O 25 de Abril foi mal digerido por largos setores da Direita portuguesa. Quase 42 anos depois, impressiona o refluxo gástrico pestilento que expelem depois de os portugueses, pelo voto, lhes terem retirado as condições fundamentais, que o Regime Democrático Constitucional estabelece, para que qualquer força ou conjunto de forças políticas governe.
Insultam as forças políticas que se recusam a fazer da minoria de direita uma maioria, desenterram cadáveres de lutas políticas passadas, mentem e esgrimem argumentos desfocados, com ódios que se julgavam ultrapassados. Vale tudo na sua azáfama antidemocrática e sofreguidão pelo poder, incluindo prejudicar o seu país, cuja identidade e soberania procuram diluir nos “compromissos europeus” e nas inevitabilidades do “mundo global”, para melhor camuflarem a traição.
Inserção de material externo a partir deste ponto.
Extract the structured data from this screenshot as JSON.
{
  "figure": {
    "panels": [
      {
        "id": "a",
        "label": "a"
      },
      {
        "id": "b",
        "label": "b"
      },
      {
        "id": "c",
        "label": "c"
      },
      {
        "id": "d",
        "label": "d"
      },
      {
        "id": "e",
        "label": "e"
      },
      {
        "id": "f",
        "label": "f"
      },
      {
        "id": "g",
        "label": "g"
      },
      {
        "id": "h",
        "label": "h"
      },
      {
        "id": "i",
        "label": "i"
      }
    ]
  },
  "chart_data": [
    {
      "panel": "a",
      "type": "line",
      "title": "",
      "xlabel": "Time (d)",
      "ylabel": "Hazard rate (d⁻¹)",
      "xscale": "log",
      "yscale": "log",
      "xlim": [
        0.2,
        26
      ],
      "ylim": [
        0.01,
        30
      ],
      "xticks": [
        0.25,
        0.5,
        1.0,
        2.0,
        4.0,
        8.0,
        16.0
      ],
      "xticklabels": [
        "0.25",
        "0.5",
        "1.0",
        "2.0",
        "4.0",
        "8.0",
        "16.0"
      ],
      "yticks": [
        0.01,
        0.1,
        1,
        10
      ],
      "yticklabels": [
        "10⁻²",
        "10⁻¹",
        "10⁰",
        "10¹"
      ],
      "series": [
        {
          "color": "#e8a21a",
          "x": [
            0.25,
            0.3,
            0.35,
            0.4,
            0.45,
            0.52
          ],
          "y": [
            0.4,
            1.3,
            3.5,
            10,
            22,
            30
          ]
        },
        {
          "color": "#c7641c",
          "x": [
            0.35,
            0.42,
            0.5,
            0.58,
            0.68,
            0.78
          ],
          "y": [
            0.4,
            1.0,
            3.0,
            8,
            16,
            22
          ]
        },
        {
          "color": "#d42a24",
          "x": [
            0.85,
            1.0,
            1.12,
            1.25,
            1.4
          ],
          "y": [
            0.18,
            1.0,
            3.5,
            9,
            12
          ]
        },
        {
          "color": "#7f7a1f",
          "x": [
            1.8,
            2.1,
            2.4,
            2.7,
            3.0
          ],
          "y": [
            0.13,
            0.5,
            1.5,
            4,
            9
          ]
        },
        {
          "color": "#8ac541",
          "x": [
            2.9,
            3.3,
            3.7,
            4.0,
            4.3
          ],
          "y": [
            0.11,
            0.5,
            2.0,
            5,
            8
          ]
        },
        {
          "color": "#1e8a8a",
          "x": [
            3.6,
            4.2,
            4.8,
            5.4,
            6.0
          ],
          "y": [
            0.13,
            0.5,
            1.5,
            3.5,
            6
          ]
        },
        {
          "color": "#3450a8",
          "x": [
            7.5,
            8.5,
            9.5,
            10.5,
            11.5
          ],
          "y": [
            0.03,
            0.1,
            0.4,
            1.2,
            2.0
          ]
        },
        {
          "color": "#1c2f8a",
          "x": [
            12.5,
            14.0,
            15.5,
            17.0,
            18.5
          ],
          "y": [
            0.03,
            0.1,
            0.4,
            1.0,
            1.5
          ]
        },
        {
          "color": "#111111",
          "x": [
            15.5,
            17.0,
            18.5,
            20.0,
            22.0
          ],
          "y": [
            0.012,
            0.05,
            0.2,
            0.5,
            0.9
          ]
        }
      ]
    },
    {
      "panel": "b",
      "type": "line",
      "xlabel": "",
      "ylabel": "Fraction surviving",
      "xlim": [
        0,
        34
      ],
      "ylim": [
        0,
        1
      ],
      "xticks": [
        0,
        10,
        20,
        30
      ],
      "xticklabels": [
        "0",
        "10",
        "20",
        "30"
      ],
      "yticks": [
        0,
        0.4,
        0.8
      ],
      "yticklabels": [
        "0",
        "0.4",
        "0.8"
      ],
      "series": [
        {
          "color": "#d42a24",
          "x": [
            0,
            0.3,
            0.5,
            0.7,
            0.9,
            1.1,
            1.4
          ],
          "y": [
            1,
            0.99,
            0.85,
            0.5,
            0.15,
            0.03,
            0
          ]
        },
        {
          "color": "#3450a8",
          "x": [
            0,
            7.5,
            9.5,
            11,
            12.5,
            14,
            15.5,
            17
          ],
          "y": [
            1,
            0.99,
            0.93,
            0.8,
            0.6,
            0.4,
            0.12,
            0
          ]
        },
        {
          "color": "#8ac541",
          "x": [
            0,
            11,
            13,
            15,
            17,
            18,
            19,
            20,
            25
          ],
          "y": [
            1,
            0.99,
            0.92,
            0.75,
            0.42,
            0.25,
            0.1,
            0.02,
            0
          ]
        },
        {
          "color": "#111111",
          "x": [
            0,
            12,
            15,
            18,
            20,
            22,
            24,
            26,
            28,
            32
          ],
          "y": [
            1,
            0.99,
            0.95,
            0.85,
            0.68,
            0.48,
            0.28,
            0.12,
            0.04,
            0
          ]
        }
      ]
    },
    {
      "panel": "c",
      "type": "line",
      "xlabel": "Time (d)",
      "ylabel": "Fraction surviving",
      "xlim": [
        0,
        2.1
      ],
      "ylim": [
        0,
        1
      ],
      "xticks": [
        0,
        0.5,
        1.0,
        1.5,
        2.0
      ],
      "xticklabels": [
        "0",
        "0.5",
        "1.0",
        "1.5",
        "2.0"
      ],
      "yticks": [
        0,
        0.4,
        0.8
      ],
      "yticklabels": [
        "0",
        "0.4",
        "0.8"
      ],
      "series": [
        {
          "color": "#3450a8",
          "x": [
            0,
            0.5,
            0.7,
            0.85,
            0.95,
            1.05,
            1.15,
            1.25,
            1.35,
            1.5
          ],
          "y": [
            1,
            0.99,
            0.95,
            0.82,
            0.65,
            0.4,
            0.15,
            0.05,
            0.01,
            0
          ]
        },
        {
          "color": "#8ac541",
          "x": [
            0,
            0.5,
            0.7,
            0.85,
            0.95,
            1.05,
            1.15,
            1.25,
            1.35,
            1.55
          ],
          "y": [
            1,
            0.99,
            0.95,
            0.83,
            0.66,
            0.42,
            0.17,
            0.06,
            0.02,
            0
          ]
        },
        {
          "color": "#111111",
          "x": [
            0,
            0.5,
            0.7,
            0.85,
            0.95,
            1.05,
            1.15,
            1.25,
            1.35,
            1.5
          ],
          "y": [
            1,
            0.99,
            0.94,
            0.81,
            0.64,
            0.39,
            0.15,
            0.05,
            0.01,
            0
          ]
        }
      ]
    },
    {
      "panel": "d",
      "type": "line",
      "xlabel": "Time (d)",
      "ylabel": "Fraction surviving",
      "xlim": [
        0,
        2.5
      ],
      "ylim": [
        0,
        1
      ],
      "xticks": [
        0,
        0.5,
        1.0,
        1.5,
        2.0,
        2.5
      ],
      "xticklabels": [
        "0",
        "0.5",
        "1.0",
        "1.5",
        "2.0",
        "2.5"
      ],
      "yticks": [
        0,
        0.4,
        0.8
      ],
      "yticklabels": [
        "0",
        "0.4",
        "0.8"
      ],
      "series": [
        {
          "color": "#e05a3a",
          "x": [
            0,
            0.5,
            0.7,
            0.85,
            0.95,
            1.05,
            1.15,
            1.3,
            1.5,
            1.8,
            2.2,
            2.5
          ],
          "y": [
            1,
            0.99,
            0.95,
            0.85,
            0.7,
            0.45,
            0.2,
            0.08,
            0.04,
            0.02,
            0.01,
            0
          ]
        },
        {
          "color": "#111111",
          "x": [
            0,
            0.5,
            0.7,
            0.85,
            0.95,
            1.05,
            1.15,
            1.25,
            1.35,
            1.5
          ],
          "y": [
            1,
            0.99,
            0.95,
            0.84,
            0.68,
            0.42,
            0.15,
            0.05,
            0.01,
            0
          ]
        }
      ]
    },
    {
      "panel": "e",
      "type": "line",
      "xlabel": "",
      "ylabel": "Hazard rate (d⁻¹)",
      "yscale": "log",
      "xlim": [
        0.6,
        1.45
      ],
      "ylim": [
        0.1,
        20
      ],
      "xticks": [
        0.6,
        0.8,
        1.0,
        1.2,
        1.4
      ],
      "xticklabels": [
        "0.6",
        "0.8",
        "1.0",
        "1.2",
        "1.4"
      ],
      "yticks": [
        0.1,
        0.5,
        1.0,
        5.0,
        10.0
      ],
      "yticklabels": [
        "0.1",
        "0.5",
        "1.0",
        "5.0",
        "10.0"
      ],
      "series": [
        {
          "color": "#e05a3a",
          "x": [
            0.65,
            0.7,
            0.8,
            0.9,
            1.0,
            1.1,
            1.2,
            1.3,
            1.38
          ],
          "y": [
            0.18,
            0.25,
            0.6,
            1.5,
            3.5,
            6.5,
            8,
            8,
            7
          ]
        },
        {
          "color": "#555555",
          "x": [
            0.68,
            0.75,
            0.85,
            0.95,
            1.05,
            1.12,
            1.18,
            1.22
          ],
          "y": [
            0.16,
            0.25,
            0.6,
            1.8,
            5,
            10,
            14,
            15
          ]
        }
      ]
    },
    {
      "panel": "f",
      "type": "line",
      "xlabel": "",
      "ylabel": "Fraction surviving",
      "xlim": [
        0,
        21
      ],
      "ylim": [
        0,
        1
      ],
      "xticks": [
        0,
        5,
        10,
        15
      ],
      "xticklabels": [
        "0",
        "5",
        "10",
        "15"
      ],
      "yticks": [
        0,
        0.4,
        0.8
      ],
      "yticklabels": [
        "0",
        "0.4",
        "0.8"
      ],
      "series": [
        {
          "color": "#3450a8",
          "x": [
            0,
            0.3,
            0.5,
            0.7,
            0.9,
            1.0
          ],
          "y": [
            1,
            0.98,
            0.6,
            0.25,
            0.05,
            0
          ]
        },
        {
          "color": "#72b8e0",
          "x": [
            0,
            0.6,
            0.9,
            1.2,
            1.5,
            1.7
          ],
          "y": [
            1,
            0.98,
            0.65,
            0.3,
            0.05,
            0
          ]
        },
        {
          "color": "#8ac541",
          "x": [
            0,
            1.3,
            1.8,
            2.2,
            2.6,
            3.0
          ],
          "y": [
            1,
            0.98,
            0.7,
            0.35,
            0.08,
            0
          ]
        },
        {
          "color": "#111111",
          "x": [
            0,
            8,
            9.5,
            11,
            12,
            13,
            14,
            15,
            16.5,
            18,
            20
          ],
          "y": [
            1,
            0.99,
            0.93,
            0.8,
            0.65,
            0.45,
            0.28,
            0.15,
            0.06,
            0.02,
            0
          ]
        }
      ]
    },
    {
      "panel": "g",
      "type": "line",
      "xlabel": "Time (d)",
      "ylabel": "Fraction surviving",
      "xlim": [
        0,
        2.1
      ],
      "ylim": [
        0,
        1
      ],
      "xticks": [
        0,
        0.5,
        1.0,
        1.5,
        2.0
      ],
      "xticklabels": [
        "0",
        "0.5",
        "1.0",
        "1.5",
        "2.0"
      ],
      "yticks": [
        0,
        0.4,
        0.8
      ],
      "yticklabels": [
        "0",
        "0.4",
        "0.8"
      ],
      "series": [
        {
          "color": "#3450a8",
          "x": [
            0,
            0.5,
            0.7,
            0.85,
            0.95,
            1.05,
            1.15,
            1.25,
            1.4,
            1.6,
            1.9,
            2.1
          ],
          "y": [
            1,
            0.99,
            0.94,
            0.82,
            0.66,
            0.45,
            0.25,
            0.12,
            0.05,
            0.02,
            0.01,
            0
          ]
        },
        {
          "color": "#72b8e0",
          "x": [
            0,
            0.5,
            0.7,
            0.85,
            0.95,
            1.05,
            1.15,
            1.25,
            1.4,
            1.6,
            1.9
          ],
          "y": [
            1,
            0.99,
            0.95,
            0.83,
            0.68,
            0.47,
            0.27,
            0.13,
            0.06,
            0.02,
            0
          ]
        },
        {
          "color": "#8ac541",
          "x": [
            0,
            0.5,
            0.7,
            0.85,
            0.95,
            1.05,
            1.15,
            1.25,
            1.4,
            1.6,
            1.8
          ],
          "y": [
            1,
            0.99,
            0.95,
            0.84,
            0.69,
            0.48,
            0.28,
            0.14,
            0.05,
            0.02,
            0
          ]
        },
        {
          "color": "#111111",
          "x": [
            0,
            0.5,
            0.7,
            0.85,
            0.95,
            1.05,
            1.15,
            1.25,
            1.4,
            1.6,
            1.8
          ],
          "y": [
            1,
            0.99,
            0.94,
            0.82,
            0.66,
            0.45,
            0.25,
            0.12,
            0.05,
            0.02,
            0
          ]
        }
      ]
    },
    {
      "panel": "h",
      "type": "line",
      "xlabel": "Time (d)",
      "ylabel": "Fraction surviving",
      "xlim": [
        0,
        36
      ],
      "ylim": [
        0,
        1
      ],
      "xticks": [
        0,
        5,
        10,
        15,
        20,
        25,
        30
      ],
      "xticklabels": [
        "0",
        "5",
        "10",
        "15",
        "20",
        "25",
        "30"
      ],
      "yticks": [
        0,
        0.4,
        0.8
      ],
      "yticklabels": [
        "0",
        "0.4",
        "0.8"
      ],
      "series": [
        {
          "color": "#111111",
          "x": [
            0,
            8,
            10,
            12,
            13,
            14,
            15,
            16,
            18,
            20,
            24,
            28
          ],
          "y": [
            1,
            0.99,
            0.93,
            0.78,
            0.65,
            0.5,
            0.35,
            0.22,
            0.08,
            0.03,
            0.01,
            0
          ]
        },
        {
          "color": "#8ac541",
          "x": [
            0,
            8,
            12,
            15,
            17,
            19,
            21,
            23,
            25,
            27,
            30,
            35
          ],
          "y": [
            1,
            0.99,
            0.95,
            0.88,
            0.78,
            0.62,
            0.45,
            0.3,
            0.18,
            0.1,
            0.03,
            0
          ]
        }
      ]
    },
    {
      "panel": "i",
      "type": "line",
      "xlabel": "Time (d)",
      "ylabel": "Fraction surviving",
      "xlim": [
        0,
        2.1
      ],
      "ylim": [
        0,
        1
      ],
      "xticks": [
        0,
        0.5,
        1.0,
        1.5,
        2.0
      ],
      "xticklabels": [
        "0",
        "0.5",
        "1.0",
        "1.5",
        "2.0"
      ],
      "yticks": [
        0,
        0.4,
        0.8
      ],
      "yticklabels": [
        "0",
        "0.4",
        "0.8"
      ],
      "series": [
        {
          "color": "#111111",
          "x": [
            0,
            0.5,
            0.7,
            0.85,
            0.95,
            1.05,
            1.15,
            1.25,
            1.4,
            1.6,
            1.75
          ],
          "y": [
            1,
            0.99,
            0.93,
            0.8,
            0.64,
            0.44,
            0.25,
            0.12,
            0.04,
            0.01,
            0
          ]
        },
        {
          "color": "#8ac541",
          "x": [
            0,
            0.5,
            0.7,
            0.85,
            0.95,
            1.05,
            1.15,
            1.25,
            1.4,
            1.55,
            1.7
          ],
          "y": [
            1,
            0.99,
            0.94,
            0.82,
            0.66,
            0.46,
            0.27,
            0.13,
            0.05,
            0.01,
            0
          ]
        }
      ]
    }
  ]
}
Chega de inventar espantalhos para tentar impedir que o Partido Socialista governe com apoio dos partidos à sua esquerda. Chega de práticas indecorosas da Direita e de manobrismos do Presidente da República (PR). São claros os compromissos nacionais, europeus e internacionais que qualquer governo que agora se forme tem de cumprir. É urgente haver Orçamento do Estado para 2016; termos um governo representativo e com plenos poderes, a defender os interesses do país nas instituições europeias e a intervir responsavelmente no debate sobre a grave situação internacional, que os horrendos atos terroristas de Paris colocaram mais a nú; dar início a uma política de combate às desigualdades e às injustiças.
O Regime Democrático tem de se manter e nele todos os partidos políticos com representação parlamentar estão em pé de igualdade quanto ao direito de apoiar um governo ou dele fazerem parte. Quanto à confiança do povo e do Regime para com os partidos políticos, já tivemos a experimentação máxima: o CDS, apesar de ter votado contra a Constituição da República iniciou, há muitos anos, a concretização da sua “vocação” de partido do “arco da governação”. Será que qualquer tratado europeu, ou vontade dos mercados, vale mais que a Constituição da República?
Temos em Portugal excelentes jornalistas, mas há um conjunto de “formadores de opinião” e profissionais do jornalismo, instalados em grandes meios de comunicação social, que se limitam a cavalgar estratégias de poder, funcionando sob forma/ efeito de manada. Nos comentários, nas entrevistas que conduzem, nas colunas que escrevem, no ordenamento das grelhas informativas, torpedeiam princípios fundamentais do exercício do contraditório, introduzem ressentimentos pessoais, privilegiam convicções próprias (a esmagadora maioria é de Direita ou de um tímido centrão) de forma escandalosa.
Na Direita trauliteira e em muita desta gente que não quer a mudança democrática, não há preocupação com as fragilidades da Esquerda, mas sim medo de se provar a existência de alternativas e de o “governo das Esquerdas” poder ter êxito.
Provoca muita azia à Direita retrógrada e aos seus servidores, o facto de António Costa conseguir colocar valores de rigor, moral, ética e honra nas relações com o povo, em vez de os reservar para o exclusivo de compromissos entre grupos de poder, e de ser capaz de articular objetivos políticos com quem não faz parte do “arco da governação”.
Por questão de sobrecarga de agenda, escrevo este texto na sexta-feira (20) à noite. Não sei o que o PR dirá nestes dias. Será que Cavaco Silva já ouviu todos os “experimentados economistas” e todos os “experimentados gestores”, com quem partilha identidades e pensamento? E ainda irá ouvir aqueles trabalhadores prenhes de experiência e dotes empreendedores que ganham mais de 1 milhão de euros por ano? E será que vai ouvir o efetivo órgão de consulta do PR que é o Conselho de Estado?
Chega de arrastamento e de azedume. O PR não pode afrontar e catalogar indecorosamente os partidos e as forças sociais e culturais de que não gosta, não pode e não deve afrontar a Assembleia da República e muito menos fazer desse afrontamento instabilização do Regime Democrático.
É preciso arejar e desinfetar o palácio de Belém. A democracia merece-o!